Written for the FutureLearn ‘Start Writing Fiction’ course.
Exercise 2.17 – Switch on the radio for a prompt. “The barriers that existed between these two people being able to be in love.”
The Island’s Inventory (500 word story).
She instantly recognised his handwriting on the wrapper encasing the garlic naan.
“Another beer,” Dougie bellowed over the rugby commentary. “Bring it over with my curry.”
Catriona shivered at the numbers inked so neatly. She’d seen him writing orders and receipts many times. Dougie McDonald had been a loyal customer since Syed Khan opened his takeaway on the island two years ago.
She tore the laminate and shoved the scrap into the pocket of her maternity jeans.
I got your new number.
That’ll do. Won’t arouse suspicion if anyone else reads it. She knew that Syed’s father-in-law was the chef.
Meet tomorrow morning? S
Catriona’s heart contorted, this time unrelated to her pregnancy dyspepsia.

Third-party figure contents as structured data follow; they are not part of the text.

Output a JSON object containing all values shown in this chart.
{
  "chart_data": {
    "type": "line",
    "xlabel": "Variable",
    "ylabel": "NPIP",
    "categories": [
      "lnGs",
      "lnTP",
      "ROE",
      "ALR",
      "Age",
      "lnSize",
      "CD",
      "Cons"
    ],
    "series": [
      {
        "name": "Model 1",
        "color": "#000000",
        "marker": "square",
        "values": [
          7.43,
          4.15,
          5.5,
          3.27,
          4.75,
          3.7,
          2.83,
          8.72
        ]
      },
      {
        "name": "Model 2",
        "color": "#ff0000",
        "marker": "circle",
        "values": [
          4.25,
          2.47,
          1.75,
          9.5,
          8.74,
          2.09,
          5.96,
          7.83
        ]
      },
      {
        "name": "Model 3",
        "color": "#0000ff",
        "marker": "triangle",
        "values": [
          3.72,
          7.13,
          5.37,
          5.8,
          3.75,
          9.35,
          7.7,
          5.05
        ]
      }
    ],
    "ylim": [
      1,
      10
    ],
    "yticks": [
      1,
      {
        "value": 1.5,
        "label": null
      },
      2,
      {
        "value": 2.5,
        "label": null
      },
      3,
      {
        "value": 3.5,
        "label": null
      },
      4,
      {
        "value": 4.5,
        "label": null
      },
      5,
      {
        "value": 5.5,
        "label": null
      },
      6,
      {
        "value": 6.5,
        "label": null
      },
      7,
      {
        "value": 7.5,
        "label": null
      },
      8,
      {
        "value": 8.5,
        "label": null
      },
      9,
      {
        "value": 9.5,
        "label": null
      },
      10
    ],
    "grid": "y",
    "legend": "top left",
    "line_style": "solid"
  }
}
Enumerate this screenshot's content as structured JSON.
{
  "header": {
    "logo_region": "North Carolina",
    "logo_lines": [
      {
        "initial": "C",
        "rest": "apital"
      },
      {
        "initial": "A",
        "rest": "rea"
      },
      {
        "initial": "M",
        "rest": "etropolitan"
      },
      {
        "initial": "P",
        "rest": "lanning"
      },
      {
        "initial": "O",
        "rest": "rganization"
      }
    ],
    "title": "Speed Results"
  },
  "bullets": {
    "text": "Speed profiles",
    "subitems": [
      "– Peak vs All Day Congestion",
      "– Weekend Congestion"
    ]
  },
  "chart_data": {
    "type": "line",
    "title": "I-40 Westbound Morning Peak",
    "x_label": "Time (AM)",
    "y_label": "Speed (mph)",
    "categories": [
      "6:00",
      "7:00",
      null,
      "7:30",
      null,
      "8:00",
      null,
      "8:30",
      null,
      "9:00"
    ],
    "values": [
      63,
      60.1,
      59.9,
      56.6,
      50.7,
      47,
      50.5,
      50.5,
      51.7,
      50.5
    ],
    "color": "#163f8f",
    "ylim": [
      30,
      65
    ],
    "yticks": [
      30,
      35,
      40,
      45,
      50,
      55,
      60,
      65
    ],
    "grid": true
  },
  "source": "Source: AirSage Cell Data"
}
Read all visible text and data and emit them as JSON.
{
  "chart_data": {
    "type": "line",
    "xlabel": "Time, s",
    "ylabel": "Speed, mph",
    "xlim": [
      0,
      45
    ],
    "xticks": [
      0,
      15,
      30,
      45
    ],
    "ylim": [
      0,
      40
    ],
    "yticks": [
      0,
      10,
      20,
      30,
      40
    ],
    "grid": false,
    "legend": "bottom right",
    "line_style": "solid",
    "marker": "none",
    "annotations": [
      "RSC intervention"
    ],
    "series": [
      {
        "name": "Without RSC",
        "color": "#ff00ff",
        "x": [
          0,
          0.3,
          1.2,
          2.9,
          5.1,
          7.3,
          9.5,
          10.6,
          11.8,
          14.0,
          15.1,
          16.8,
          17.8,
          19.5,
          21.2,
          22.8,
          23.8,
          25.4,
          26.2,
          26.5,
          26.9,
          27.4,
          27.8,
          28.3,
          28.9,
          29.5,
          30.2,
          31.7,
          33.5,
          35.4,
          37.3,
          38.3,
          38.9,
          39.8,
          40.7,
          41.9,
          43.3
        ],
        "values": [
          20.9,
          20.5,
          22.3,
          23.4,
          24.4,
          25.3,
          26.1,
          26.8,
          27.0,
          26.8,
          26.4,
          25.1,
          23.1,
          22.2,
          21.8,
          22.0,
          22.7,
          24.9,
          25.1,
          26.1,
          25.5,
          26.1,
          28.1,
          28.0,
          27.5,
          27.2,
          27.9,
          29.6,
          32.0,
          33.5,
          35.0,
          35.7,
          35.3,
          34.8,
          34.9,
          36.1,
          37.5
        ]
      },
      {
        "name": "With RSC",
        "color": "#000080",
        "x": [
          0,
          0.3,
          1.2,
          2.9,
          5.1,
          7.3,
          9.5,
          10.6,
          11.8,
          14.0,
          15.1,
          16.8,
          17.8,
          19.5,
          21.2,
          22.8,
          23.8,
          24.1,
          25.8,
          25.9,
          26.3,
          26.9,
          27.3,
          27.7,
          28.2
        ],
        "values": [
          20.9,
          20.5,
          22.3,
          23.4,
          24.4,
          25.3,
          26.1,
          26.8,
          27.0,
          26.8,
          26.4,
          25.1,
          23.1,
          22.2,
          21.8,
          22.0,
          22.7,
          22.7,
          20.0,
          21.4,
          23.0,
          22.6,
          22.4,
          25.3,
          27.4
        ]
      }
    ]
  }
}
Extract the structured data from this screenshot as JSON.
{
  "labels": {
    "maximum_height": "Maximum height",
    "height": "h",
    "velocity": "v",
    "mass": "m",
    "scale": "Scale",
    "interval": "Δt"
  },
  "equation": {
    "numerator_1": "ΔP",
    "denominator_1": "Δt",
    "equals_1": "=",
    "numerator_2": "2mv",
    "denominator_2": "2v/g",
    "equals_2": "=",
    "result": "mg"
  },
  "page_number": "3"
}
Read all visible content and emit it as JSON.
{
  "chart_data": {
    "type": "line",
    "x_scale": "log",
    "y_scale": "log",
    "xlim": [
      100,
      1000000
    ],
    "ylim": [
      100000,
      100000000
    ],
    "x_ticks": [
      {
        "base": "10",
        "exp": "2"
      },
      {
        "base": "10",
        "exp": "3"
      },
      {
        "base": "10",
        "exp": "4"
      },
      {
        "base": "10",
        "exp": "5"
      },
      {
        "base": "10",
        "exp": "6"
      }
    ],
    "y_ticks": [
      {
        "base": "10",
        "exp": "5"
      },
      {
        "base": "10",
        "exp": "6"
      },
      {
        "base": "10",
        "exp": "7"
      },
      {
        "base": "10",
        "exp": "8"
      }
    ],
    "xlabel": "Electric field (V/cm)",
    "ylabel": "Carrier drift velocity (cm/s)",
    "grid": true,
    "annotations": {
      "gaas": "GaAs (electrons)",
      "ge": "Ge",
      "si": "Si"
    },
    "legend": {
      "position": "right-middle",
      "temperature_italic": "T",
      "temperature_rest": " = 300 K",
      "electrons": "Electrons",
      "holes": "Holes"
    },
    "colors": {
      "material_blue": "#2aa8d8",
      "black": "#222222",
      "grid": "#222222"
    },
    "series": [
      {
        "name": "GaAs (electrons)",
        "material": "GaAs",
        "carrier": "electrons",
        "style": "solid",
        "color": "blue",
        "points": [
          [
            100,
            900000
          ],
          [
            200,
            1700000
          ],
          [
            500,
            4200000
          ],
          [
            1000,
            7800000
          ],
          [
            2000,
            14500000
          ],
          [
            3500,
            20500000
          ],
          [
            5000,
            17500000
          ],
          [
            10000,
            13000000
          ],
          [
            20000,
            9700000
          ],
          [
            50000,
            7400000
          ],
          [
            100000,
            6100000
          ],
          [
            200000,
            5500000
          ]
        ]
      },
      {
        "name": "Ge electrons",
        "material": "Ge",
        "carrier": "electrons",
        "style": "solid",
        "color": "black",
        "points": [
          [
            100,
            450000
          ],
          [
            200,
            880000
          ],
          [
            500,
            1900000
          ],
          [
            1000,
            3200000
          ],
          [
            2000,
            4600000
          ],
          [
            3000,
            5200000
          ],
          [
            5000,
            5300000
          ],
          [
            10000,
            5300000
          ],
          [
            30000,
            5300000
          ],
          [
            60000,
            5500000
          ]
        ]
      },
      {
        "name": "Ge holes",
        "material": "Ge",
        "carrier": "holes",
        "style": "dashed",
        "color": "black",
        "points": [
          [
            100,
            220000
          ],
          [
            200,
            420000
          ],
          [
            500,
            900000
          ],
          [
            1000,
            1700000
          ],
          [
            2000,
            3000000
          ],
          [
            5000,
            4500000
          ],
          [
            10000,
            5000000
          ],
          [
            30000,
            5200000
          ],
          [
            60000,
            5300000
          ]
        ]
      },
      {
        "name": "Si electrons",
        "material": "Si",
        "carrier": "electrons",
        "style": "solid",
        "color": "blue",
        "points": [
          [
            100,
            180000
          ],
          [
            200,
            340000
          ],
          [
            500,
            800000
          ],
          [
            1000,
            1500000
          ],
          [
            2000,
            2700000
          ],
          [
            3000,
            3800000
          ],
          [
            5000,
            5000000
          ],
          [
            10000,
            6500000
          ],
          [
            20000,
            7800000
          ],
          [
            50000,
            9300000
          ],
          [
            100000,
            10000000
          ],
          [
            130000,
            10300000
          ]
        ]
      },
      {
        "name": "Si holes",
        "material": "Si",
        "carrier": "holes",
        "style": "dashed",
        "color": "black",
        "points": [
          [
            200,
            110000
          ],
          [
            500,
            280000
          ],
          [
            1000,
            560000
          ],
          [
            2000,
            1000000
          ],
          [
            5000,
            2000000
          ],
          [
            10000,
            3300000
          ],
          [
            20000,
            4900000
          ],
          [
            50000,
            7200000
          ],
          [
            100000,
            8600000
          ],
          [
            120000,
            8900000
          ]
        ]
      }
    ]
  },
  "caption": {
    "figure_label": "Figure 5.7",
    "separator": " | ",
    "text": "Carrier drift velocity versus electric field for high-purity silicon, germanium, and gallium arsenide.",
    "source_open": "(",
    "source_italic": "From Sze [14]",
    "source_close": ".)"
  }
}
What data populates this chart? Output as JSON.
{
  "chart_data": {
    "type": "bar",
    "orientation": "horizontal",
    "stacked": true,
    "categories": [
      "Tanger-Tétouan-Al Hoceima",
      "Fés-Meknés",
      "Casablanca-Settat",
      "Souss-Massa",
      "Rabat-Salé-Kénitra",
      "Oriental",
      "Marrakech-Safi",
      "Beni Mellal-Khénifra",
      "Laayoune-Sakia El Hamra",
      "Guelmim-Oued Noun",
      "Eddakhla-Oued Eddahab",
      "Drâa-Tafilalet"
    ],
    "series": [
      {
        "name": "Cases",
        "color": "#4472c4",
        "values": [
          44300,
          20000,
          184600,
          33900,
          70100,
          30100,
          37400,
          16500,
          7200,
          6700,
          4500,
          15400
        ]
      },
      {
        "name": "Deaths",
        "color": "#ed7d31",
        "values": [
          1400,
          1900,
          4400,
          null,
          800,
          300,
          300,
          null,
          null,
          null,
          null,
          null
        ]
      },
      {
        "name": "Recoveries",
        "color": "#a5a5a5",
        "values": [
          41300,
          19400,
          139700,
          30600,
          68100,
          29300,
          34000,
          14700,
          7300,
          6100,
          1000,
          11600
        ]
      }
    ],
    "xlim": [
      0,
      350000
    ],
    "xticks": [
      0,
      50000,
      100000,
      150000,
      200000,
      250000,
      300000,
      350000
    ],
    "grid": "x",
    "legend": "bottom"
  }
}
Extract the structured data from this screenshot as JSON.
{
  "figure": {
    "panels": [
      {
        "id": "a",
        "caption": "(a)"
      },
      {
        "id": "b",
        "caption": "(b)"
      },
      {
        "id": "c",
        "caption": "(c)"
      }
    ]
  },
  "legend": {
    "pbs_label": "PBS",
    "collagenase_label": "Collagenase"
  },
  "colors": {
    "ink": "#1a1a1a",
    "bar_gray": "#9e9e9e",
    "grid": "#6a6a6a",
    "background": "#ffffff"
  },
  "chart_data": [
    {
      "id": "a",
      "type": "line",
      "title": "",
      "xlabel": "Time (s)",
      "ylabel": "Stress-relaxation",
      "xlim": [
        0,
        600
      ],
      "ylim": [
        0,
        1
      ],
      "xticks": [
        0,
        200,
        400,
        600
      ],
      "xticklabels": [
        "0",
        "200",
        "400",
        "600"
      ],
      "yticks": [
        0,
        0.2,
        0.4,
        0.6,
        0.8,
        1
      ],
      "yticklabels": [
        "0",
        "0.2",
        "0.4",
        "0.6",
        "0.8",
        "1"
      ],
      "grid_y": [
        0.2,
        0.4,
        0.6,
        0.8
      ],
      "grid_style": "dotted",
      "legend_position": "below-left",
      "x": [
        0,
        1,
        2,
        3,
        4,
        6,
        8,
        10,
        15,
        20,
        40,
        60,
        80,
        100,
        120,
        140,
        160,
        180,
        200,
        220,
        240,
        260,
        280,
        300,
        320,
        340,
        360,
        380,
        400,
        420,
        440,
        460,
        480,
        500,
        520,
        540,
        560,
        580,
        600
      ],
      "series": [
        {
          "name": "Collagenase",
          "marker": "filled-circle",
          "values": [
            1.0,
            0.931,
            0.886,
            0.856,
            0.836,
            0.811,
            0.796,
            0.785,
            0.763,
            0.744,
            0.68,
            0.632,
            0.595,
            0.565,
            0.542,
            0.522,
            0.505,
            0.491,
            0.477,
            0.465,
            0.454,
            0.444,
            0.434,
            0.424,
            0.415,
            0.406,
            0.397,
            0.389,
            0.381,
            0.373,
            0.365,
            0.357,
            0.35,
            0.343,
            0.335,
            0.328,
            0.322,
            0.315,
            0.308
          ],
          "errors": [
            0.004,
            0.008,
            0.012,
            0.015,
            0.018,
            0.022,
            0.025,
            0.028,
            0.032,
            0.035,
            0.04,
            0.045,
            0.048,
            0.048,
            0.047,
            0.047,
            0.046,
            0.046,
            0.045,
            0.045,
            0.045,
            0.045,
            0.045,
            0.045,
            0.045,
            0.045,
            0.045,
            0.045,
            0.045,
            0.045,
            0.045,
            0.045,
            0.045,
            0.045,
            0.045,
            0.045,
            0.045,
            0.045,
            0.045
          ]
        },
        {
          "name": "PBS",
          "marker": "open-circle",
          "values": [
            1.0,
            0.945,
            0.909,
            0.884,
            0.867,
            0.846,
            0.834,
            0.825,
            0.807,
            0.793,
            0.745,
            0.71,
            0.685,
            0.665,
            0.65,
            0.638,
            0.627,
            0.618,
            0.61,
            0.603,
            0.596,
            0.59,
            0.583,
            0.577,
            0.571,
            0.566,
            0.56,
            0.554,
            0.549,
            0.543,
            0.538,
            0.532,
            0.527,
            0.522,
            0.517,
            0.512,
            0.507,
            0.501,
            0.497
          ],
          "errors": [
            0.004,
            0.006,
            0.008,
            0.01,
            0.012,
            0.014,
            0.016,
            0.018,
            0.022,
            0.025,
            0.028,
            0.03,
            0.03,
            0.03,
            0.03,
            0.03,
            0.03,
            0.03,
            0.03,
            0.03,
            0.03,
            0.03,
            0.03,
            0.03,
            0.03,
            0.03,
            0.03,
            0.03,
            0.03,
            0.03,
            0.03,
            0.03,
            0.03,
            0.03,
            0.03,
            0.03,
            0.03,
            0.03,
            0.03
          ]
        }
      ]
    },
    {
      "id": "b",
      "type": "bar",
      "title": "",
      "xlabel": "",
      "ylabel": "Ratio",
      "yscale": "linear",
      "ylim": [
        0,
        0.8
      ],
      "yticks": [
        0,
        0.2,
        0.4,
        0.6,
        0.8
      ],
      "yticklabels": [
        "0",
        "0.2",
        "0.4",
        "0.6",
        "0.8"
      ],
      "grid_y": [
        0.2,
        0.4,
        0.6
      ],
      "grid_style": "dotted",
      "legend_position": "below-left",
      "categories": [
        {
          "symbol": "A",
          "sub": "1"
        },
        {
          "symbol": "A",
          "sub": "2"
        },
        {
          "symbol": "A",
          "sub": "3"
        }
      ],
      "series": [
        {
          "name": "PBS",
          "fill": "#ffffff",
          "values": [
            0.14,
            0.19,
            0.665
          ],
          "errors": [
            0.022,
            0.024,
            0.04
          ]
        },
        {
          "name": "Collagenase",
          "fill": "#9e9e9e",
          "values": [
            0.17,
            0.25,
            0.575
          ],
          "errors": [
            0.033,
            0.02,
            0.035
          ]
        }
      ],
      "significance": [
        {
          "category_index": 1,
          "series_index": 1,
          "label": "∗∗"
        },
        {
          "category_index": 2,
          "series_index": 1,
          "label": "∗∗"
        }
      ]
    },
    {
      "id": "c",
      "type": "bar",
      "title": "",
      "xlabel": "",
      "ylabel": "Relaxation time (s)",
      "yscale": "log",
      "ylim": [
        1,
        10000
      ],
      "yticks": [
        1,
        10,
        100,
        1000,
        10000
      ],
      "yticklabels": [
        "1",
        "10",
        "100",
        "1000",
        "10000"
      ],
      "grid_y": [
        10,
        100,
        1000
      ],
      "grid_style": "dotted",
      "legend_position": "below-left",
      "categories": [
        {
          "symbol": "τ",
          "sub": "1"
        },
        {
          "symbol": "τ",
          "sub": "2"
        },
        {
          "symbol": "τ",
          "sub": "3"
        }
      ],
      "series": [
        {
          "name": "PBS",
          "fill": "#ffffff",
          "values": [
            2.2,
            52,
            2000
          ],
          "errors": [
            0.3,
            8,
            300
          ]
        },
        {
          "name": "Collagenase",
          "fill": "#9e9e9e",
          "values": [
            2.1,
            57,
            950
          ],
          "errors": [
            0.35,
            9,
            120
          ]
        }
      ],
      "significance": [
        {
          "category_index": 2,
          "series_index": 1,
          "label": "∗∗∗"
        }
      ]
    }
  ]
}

The Point. How early can you make it?
Catriona stared, then swiped the screen to delete the text messages.
She recognised Syed’s car immediately and others would too which was why he’d selected the most remote car park on this Scottish isle. She parked Dougie’s dilapidated van alongside and battled the gale around to his passenger door.
Inside the red BMW she was cocooned in his world of leather, chrome dials and blue-toothed devices. Not bad for a delivery driver she’d thought a year ago, not knowing then that he owned several businesses on the mainland.
They grinned and she realised they’d never been this close in daylight. Always separated by a cash register on a counter-top, or the porch threshold if he delivered Dougie’s takeaway. They’d only been intimate in the darkness when he’d started secretly picking her up on her walk home from work. God, he was so handsome. Illuminated by the sunrise she weakened at caramel flecks in his espresso eyes and yearned for the soft friction of his raven stubble against her skin again.
“I’m sorry,” Syed’s smile faded to torment as he reached for her pale, freckled hand. “I couldn’t stay away any longer.”
Catriona swallowed, “Me neither.”
“I wish we could leave,” Syed scowled at the jagged coastline. “But my kids are here.”
“Take them with us?” Catriona’s throat constricted, realising what she’d just suggested.
“They need their mother too,” Syed sounded resigned. Imprisoned.
“I’m pregnant,” Catriona announced it flatly.
“I heard. You need to leave him,” Syed fingered the latest bruise on her wrist.
“I’m going in two weeks,” she sighed. “I’ll stay with my sister in Edinburgh.”
“I could rent you a flat in Glasgow. I’m always traveling there for meetings. We could be together properly.” Syed choked. “A real family.”
Properly? Once a month at the most. Catriona shook her head, “That wouldn’t be right.”
“We don’t have many options,” Syed checked the rear view mirror for errant dog walkers. “A relationship here is impossible with this community and my family… and after our baby is born…”
Catriona nodded, neither knew who the father was yet, but both agreed that she couldn’t go on as a domestic abuse statistic, or join the island’s growing inventory of marital and paternity scandals.